Ada rekomendasi untuk penyelenggara pemilu dan pembuat keputusan di Indonesia?
Harus dihitung betul, apakah waktunya cukup untuk memastikan semua hal, protokol baru, untuk diterapkan. Mungkin sekarang masih ada waktu untuk hitung-hitung. Tapi kalau nanti dirasakan tidak cukup, pembuat keputusan tidak perlu ragu-ragu untuk meninjau kembali.

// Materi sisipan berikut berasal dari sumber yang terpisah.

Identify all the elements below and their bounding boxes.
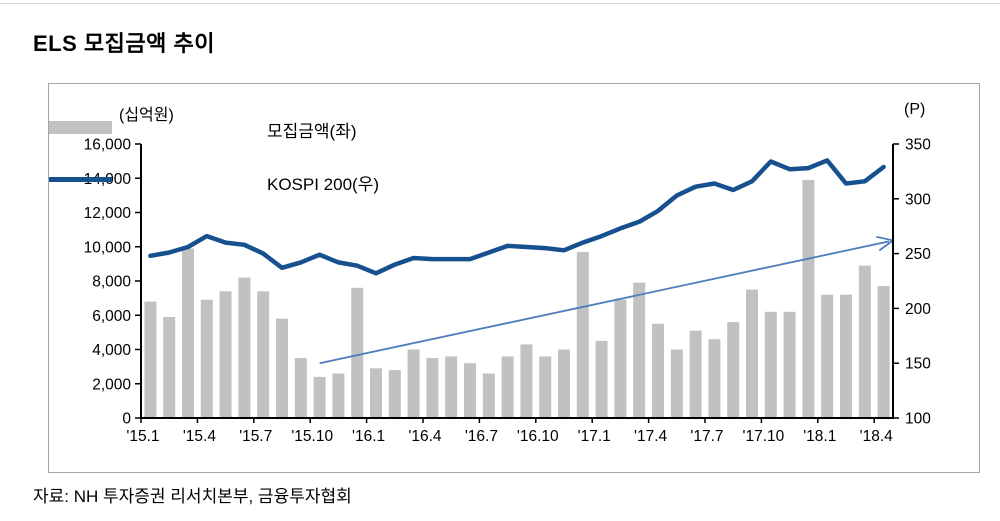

Ada sekitar 42 negara yang masih belum menentukan kapan pemilu dilanjutkan karena mereka masih menghitung-hitung, berapa banyak yang dibutuhkan untuk persiapan pemilu walau masih dalam pandemi. Negara-negara yang sudah memutuskan menyelenggarakan pemilu tahun depan, mereka secara gamblang menganggap, pokoknya sebanyak-banyaknya waktu persiapan. Inggris, New South Wales, mereka langsung saja tahun depan agar KPU jadi tahu, ada 13 bulan waktu persiapan.